The predicted response now comes in the form of an editorial in the Jan. 30 edition of The New York Times. After pointing to the B.S.A. policy proposal as an indication of the nation’s moral shift on homosexuality, the paper then complains that the policy “falls far short of the clear and strong renunciation of anti-gay bigotry that is called for.” That will be the emphatic judgment of the cultural left and of gay rights activists. It is also inevitable, given the nature of this controversy.

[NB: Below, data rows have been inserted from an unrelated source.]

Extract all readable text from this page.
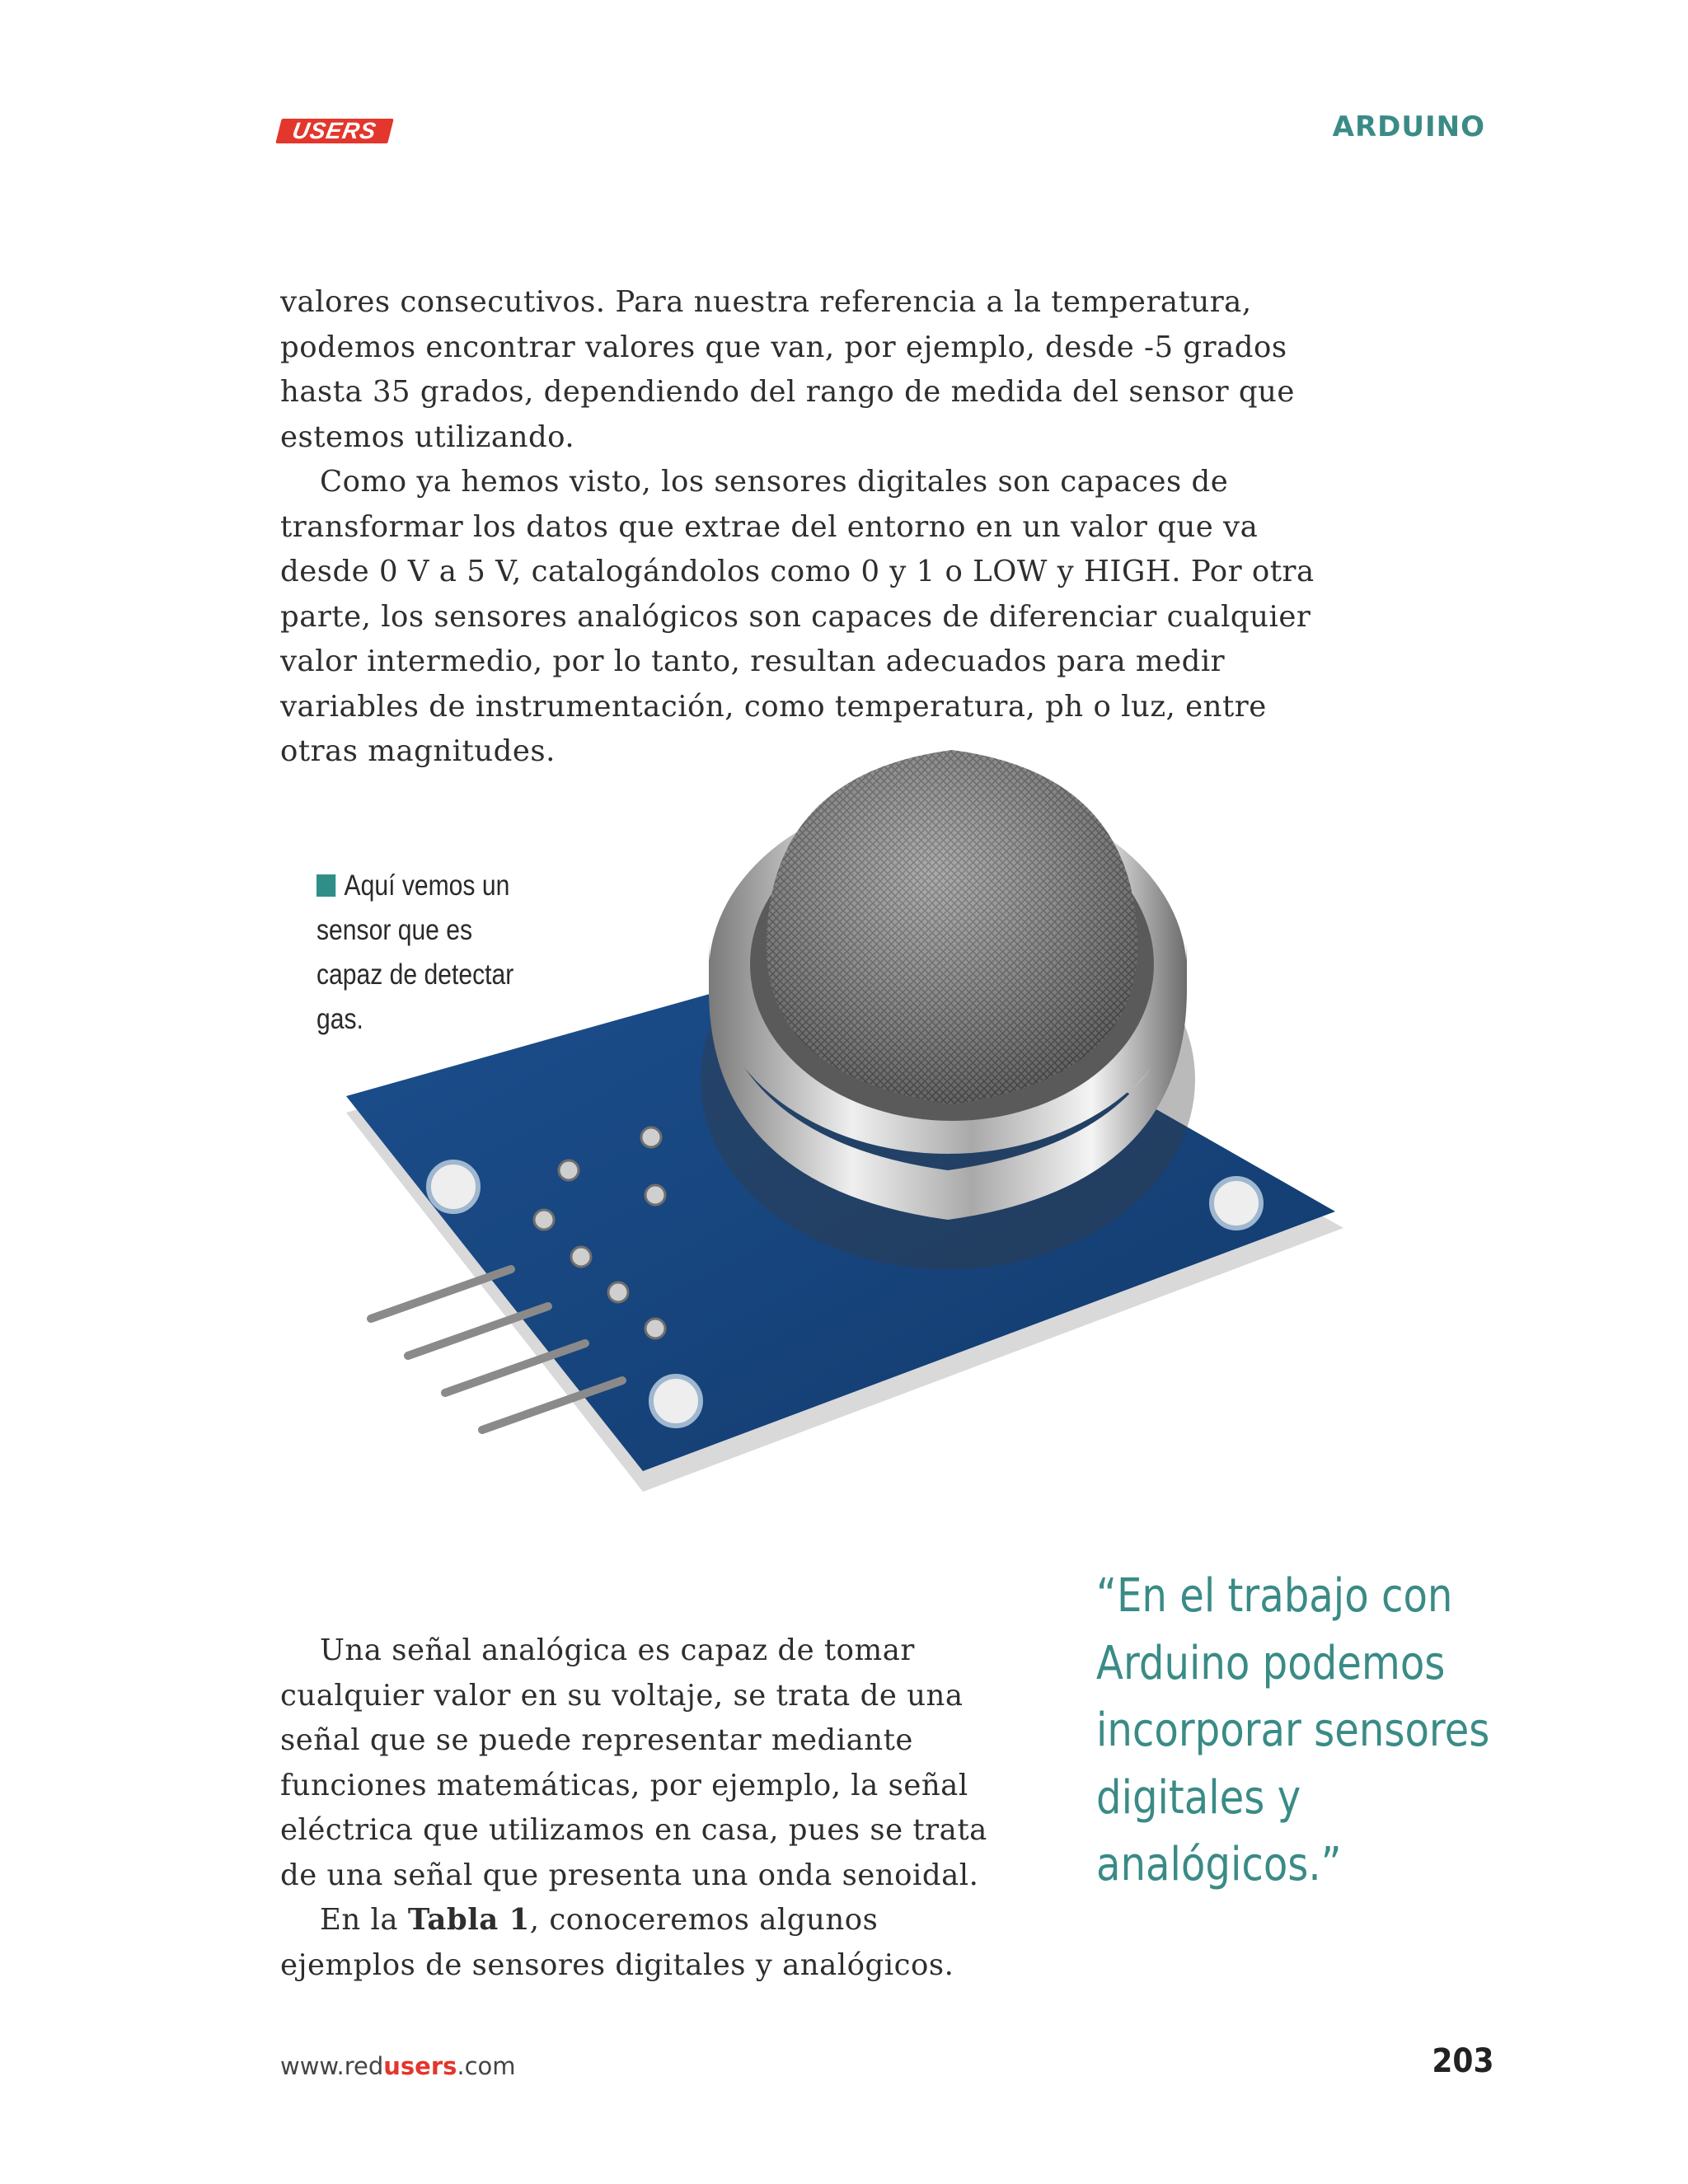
USERS	ARDUINO

valores consecutivos. Para nuestra referencia a la temperatura, podemos encontrar valores que van, por ejemplo, desde -5 grados hasta 35 grados, dependiendo del rango de medida del sensor que estemos utilizando.

Como ya hemos visto, los sensores digitales son capaces de transformar los datos que extrae del entorno en un valor que va desde 0 V a 5 V, catalogándolos como 0 y 1 o LOW y HIGH. Por otra parte, los sensores analógicos son capaces de diferenciar cualquier valor intermedio, por lo tanto, resultan adecuados para medir variables de instrumentación, como temperatura, ph o luz, entre otras magnitudes.

Aquí vemos un sensor que es capaz de detectar gas.

Una señal analógica es capaz de tomar cualquier valor en su voltaje, se trata de una señal que se puede representar mediante funciones matemáticas, por ejemplo, la señal eléctrica que utilizamos en casa, pues se trata de una señal que presenta una onda senoidal.

En la Tabla 1, conoceremos algunos ejemplos de sensores digitales y analógicos.

“En el trabajo con Arduino podemos incorporar sensores digitales y analógicos.”
www.redusers.com	203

The new policy, says the Times, is “an unprincipled position” and a “partial move” that “should hardly satisfy” those demanding the full inclusion of homosexuals at every level and in every Boy Scout unit. At this point, the editors go for a killer strike on the B.S.A.’s “unprincipled position.” In their words: “The new policy would, however, undermine the rationale the Supreme Court voiced in 2000 when it affirmed the right of the Scouts to discriminate against gay people. The 5-to-4 ruling turned on the court’s acceptance of the Scouts’ claim that being anti-gay was a ‘core’ part of its mission and that its freedom of association right trumped any state nondiscrimination rules.”

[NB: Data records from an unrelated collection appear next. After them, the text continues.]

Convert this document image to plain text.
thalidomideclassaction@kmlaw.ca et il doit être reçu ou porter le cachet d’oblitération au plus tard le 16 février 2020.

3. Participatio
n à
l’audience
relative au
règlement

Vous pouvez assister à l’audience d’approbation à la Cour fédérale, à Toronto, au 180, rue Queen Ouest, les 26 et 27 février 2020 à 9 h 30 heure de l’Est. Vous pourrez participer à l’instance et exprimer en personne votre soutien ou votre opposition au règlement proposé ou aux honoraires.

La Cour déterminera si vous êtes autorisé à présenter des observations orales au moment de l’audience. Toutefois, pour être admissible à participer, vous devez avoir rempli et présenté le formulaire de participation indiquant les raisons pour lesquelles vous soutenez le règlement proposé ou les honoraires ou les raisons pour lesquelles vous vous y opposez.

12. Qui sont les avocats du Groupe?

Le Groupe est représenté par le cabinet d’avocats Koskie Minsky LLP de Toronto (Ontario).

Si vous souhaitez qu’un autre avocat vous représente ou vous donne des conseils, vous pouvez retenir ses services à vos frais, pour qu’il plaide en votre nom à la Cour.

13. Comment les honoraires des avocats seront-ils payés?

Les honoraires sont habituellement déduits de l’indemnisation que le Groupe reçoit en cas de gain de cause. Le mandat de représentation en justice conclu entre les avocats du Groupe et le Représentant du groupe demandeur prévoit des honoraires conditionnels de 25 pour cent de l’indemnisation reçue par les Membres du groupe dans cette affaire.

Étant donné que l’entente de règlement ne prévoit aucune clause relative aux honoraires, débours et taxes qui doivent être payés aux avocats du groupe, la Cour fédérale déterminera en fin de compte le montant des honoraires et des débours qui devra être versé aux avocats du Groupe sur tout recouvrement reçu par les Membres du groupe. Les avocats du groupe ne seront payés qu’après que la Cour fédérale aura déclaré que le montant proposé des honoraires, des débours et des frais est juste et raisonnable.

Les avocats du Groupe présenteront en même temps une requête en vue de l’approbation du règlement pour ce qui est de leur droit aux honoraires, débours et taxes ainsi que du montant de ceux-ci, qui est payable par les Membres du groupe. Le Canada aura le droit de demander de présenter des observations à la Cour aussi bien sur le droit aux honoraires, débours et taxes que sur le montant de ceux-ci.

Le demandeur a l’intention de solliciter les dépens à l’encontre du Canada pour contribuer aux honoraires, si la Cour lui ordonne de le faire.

This is a key insight, and an indication of just how unworkable and unprincipled the new policy proposal really is. As the Times editors continued: “Now that the group is on the verge of making discrimination optional, it can no longer claim that discrimination is a “core” purpose – and therefore state nondiscrimination rules should apply to the Scouts. The halfway policy change would inevitably invite litigation.”

That is an understatement. The “halfway policy” will also invite the obvious realization that the Boy Scouts of America is now abandoning what the group claimed was a “core” belief and conviction just 13 years ago. The new policy reveals what will stand at the core of the Boy Scouts of America’s national policy – a vacuum of moral conviction.

This will not only fail the test of litigation, it will fail the test of moral sense. On this much, both sides in the controversy over homosexuality are agreed. The Boy Scouts of America will destroy themselves by this policy change. If they will not believe that argument when it comes from the “vast majority” of parents, or from the churches and faith-based groups that sponsor the greatest number of Boy Scout units, perhaps they will hear the argument now coming from the editors of The New York Times.

Then again, maybe not.

(EDITOR’S NOTE – R. Albert Mohler Jr. is president of Southern Baptist Theological Seminary in Louisville, Ky. This column first appeared at his website, AlbertMohler.com.)
2/4/2013 1:30:10 PM by R. Albert Mohler Jr., Baptist Press | with 1 comments



Super Bowl & beyond: Human trafficking lurks

February 2 2013 by Dwayne Hastings, Baptist Press

NASHVILLE – Every year in the weeks leading up to the Super Bowl, a perfunctory story or two appears in the press predicting an increase in sex trafficking in the city where the game is to be played.

This year is no different and even though statistics on the prevalence of trafficking in New Orleans and other Super Bowl host cities are difficult to come by, the reality is that illegal trade of human beings for commercial sex exploitation and forced labor is a real and present issue every day in most cities and towns across the country.

Contrary to what most Americans may think, it is not isolated to lesser-developed nations. Even if people are not being trafficked in your hometown, there is a fair chance the shirt you are wearing at this very moment may have been made in a factory where people were enslaved.

An estimated 27 million men, women and children are enslaved around the world. The U.S Department of State says between 14,500 and 17,500 people are trafficked into the U.S. each year. Many of these individuals are brought from Thailand, Mexico, the Philippines, Haiti, India, Guatemala and the Dominican Republic.

Around 20 percent of all trafficked individuals are children.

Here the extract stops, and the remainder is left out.